Per fortuna il cielo si andava lentamente schiarendo. Roberto poteva vedere i solchi delle rotaie che nereggiavano fino alla prima curva. Ma appena passata la curva, le rotaie scomparivano sotto un enorme cumulo di neve e di terriccio franato dai fianchi scoscesi della collina.

Il primo pensiero di Roberto fu: — Meno male, il ponte non è crollato.

In quello stesso momento udì in lontananza il fischio del direttissimo numero «trentasette». La paura lo inchiodò al suolo. Chissà se il babbo dopo aver constatato che il ponte era salvo, avrebbe ugualmente pensato a fermare il treno. Le gambe gli tremavano e il cuore gli saltava in gola. Il «trentasette» lanciò un altro fischio. Allora Roberto si riscosse, si voltò e si mise a correre verso il casello, gridando: —Papà! Papà!

Cadde nella neve, si rialzò, cadde di nuovo e urtò il ginocchio nella rotaia. Gli sfuggì un lamento. Tentò di rialzarsi, ma non vi riuscì.

— Papà! Papà! —chiamò disperatamente.

Ma il padre non poteva udirlo: dalla sua parte avanzava il direttissimo, con impetuoso fragore.

Roberto gridava e piangeva, trascinandosi nella neve.

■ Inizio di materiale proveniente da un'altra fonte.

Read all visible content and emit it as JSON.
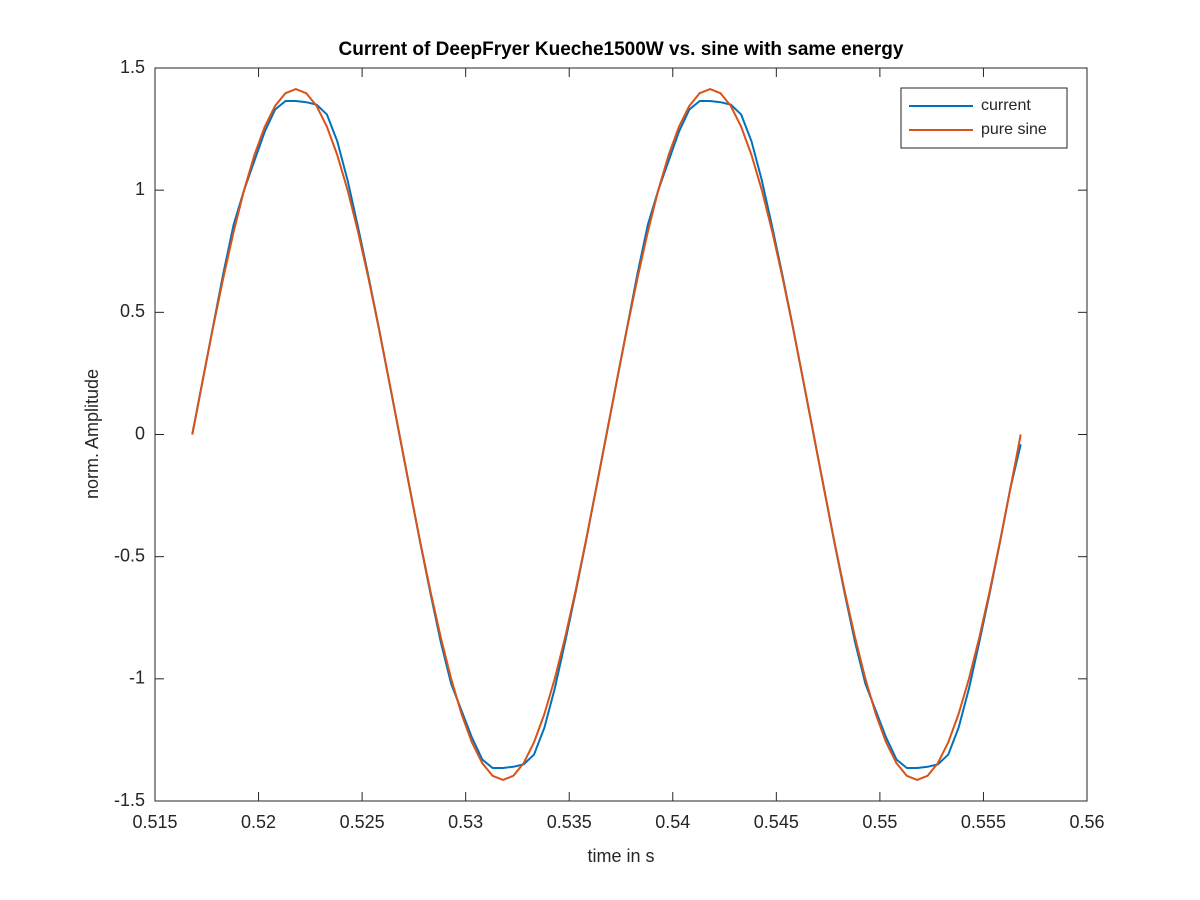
{
  "chart_data": {
    "type": "line",
    "title": "Current of DeepFryer Kueche1500W vs. sine with same energy",
    "x_label": "time in s",
    "y_label": "norm. Amplitude",
    "x": [
      0.5168,
      0.5173,
      0.5178,
      0.5183,
      0.5188,
      0.5193,
      0.5198,
      0.5203,
      0.5208,
      0.5213,
      0.5218,
      0.5223,
      0.5228,
      0.5233,
      0.5238,
      0.5243,
      0.5248,
      0.5253,
      0.5258,
      0.5263,
      0.5268,
      0.5273,
      0.5278,
      0.5283,
      0.5288,
      0.5293,
      0.5298,
      0.5303,
      0.5308,
      0.5313,
      0.5318,
      0.5323,
      0.5328,
      0.5333,
      0.5338,
      0.5343,
      0.5348,
      0.5353,
      0.5358,
      0.5363,
      0.5368,
      0.5373,
      0.5378,
      0.5383,
      0.5388,
      0.5393,
      0.5398,
      0.5403,
      0.5408,
      0.5413,
      0.5418,
      0.5423,
      0.5428,
      0.5433,
      0.5438,
      0.5443,
      0.5448,
      0.5453,
      0.5458,
      0.5463,
      0.5468,
      0.5473,
      0.5478,
      0.5483,
      0.5488,
      0.5493,
      0.5498,
      0.5503,
      0.5508,
      0.5513,
      0.5518,
      0.5523,
      0.5528,
      0.5533,
      0.5538,
      0.5543,
      0.5548,
      0.5553,
      0.5558,
      0.5563,
      0.5568
    ],
    "series": [
      {
        "name": "current",
        "color": "#0072bd",
        "values": [
          0,
          0.22,
          0.44,
          0.66,
          0.86,
          1.0,
          1.12,
          1.24,
          1.33,
          1.365,
          1.365,
          1.36,
          1.35,
          1.31,
          1.2,
          1.04,
          0.85,
          0.65,
          0.44,
          0.22,
          0,
          -0.22,
          -0.44,
          -0.65,
          -0.85,
          -1.02,
          -1.13,
          -1.24,
          -1.33,
          -1.365,
          -1.365,
          -1.36,
          -1.35,
          -1.31,
          -1.2,
          -1.04,
          -0.85,
          -0.65,
          -0.44,
          -0.22,
          0,
          0.22,
          0.44,
          0.66,
          0.86,
          1.0,
          1.12,
          1.24,
          1.33,
          1.365,
          1.365,
          1.36,
          1.35,
          1.31,
          1.2,
          1.04,
          0.85,
          0.65,
          0.44,
          0.22,
          0,
          -0.22,
          -0.44,
          -0.65,
          -0.85,
          -1.02,
          -1.13,
          -1.24,
          -1.33,
          -1.365,
          -1.365,
          -1.36,
          -1.35,
          -1.31,
          -1.2,
          -1.04,
          -0.85,
          -0.65,
          -0.44,
          -0.22,
          -0.04
        ]
      },
      {
        "name": "pure sine",
        "color": "#d95319",
        "values": [
          0,
          0.221,
          0.437,
          0.642,
          0.831,
          1.0,
          1.144,
          1.26,
          1.345,
          1.397,
          1.414,
          1.397,
          1.345,
          1.26,
          1.144,
          1.0,
          0.831,
          0.642,
          0.437,
          0.221,
          0,
          -0.221,
          -0.437,
          -0.642,
          -0.831,
          -1.0,
          -1.144,
          -1.26,
          -1.345,
          -1.397,
          -1.414,
          -1.397,
          -1.345,
          -1.26,
          -1.144,
          -1.0,
          -0.831,
          -0.642,
          -0.437,
          -0.221,
          0,
          0.221,
          0.437,
          0.642,
          0.831,
          1.0,
          1.144,
          1.26,
          1.345,
          1.397,
          1.414,
          1.397,
          1.345,
          1.26,
          1.144,
          1.0,
          0.831,
          0.642,
          0.437,
          0.221,
          0,
          -0.221,
          -0.437,
          -0.642,
          -0.831,
          -1.0,
          -1.144,
          -1.26,
          -1.345,
          -1.397,
          -1.414,
          -1.397,
          -1.345,
          -1.26,
          -1.144,
          -1.0,
          -0.831,
          -0.642,
          -0.437,
          -0.221,
          0
        ]
      }
    ],
    "xlim": [
      0.515,
      0.56
    ],
    "xticks": [
      0.515,
      0.52,
      0.525,
      0.53,
      0.535,
      0.54,
      0.545,
      0.55,
      0.555,
      0.56
    ],
    "ylim": [
      -1.5,
      1.5
    ],
    "yticks": [
      -1.5,
      -1,
      -0.5,
      0,
      0.5,
      1,
      1.5
    ],
    "grid": false,
    "legend": "top-right"
  }
}
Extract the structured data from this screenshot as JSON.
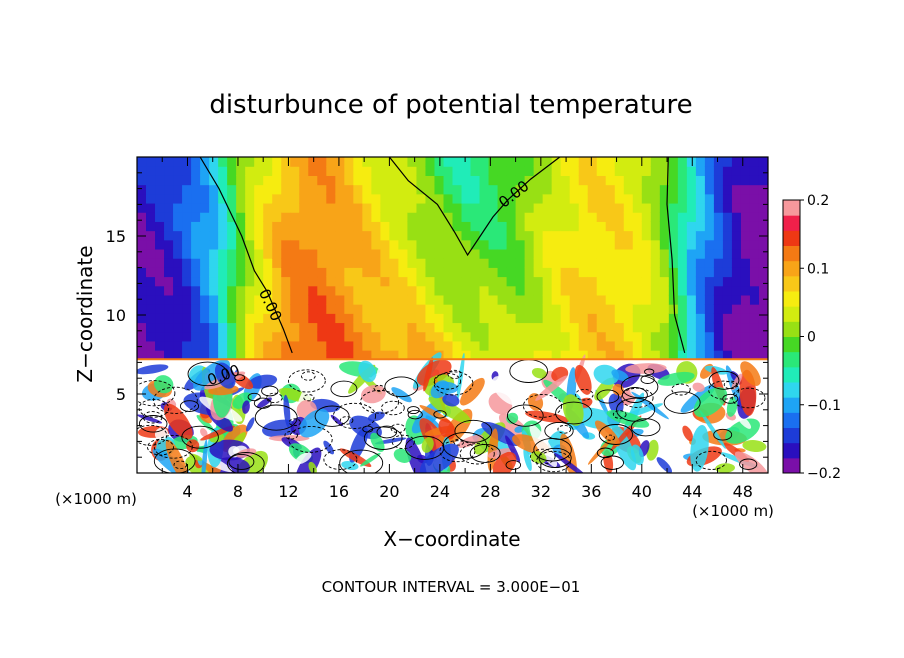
{
  "chart_data": {
    "type": "heatmap",
    "title": "disturbunce of potential temperature",
    "xlabel": "X−coordinate",
    "ylabel": "Z−coordinate",
    "x_unit": "(×1000 m)",
    "z_unit": "(×1000 m)",
    "footer": "CONTOUR INTERVAL = 3.000E−01",
    "xlim": [
      0,
      50
    ],
    "ylim": [
      0,
      20
    ],
    "x_ticks": [
      4,
      8,
      12,
      16,
      20,
      24,
      28,
      32,
      36,
      40,
      44,
      48
    ],
    "x_tick_labels": [
      "4",
      "8",
      "12",
      "16",
      "20",
      "24",
      "28",
      "32",
      "36",
      "40",
      "44",
      "48"
    ],
    "y_ticks": [
      5,
      10,
      15
    ],
    "y_tick_labels": [
      "5",
      "10",
      "15"
    ],
    "colorbar": {
      "range": [
        -0.2,
        0.2
      ],
      "ticks": [
        0.2,
        0.1,
        0,
        -0.1,
        -0.2
      ],
      "tick_labels": [
        "0.2",
        "0.1",
        "0",
        "−0.1",
        "−0.2"
      ],
      "colors": [
        "#7a0fa8",
        "#2a0fbe",
        "#1d3cd8",
        "#1a6ff0",
        "#1ea4f5",
        "#2fd6ee",
        "#20ecb8",
        "#2ae878",
        "#46d824",
        "#98e014",
        "#d2ec10",
        "#f6ec10",
        "#f8c818",
        "#f8a418",
        "#f47a14",
        "#ee3814",
        "#f0204a",
        "#f6989c"
      ]
    },
    "contour_labels": [
      {
        "text": "0.00",
        "x": 10.2,
        "z": 10.5
      },
      {
        "text": "0.00",
        "x": 30.1,
        "z": 17.4
      },
      {
        "text": "0.00",
        "x": 7.0,
        "z": 5.9
      }
    ],
    "zero_contours": [
      {
        "name": "left",
        "points": [
          [
            5,
            20
          ],
          [
            6.5,
            18
          ],
          [
            7.7,
            16
          ],
          [
            8.3,
            15
          ],
          [
            9.3,
            12.8
          ],
          [
            10.3,
            11.5
          ],
          [
            11.6,
            9.1
          ],
          [
            12.3,
            7.6
          ]
        ]
      },
      {
        "name": "center",
        "points": [
          [
            20,
            20
          ],
          [
            21.5,
            18.5
          ],
          [
            23.8,
            17
          ],
          [
            25.2,
            15.2
          ],
          [
            26.2,
            13.8
          ],
          [
            27.2,
            15
          ],
          [
            28.2,
            16.2
          ],
          [
            29.4,
            17.3
          ],
          [
            31.2,
            18.6
          ],
          [
            33.5,
            20
          ]
        ]
      },
      {
        "name": "right",
        "points": [
          [
            42.1,
            20
          ],
          [
            42,
            17
          ],
          [
            42.4,
            13.5
          ],
          [
            42.6,
            10
          ],
          [
            43.4,
            7.6
          ]
        ]
      }
    ],
    "upper_field": {
      "note": "stratified layer z > 7.2 km, value vs x (km)",
      "x": [
        0,
        3,
        6,
        9,
        12,
        14,
        16,
        18,
        20,
        22,
        24,
        26,
        28,
        30,
        32,
        34,
        36,
        38,
        40,
        42,
        44,
        46,
        48,
        50
      ],
      "top_values": [
        -0.16,
        -0.14,
        -0.08,
        0.02,
        0.09,
        0.1,
        0.09,
        0.06,
        0.03,
        0.0,
        -0.03,
        -0.05,
        -0.04,
        -0.02,
        0.02,
        0.05,
        0.06,
        0.05,
        0.04,
        -0.01,
        -0.07,
        -0.13,
        -0.17,
        -0.19
      ],
      "bottom_values": [
        -0.2,
        -0.18,
        -0.12,
        0.05,
        0.13,
        0.14,
        0.13,
        0.12,
        0.11,
        0.1,
        0.08,
        0.06,
        0.04,
        0.02,
        0.04,
        0.06,
        0.08,
        0.08,
        0.06,
        0.02,
        -0.1,
        -0.16,
        -0.2,
        -0.2
      ]
    },
    "interface_z": 7.2
  }
}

— Ferma! Ferma! — gridava, mentre il fragore del treno cresceva paurosamente. Ormai il «37» non distava che trecento metri da lui. Con un ultimo sforzo Roberto si alzò e agitò freneticamente la bandiera rossa, che non aveva abbandonato nella caduta.

— Ferma! Ferma! — urlava. Un fischio lacerante soffocò la sua voce. La locomotiva avanzava, sbarrando i due occhi luminosi davanti a sé. Non era ormai che a duecento metri, a cento…

Improvvisamente i freni stridettero sulle rotaie, con un brusco scossone il treno rallentò, si venne a fermare a pochi metri da Roberto.

Il macchinista scese dalla locomotiva, si precipitò incontro a Roberto.

— Che c'è? Cos'è successo?

— Una frana — mormorò Roberto — una frana… là…

Gli parve di affondare dolcemente nella neve soffice, ed era strano che fosse così calda e morbida. Poi non sentì più nulla.

Rinvenne nel suo letto, poco dopo

— La frana… — mormorava ancora — la frana…

— Zitto, zitto — disse con dolcezza una voce sconosciuta. — Non c'è più pericolo.

Roberto aprì faticosamente gli occhi.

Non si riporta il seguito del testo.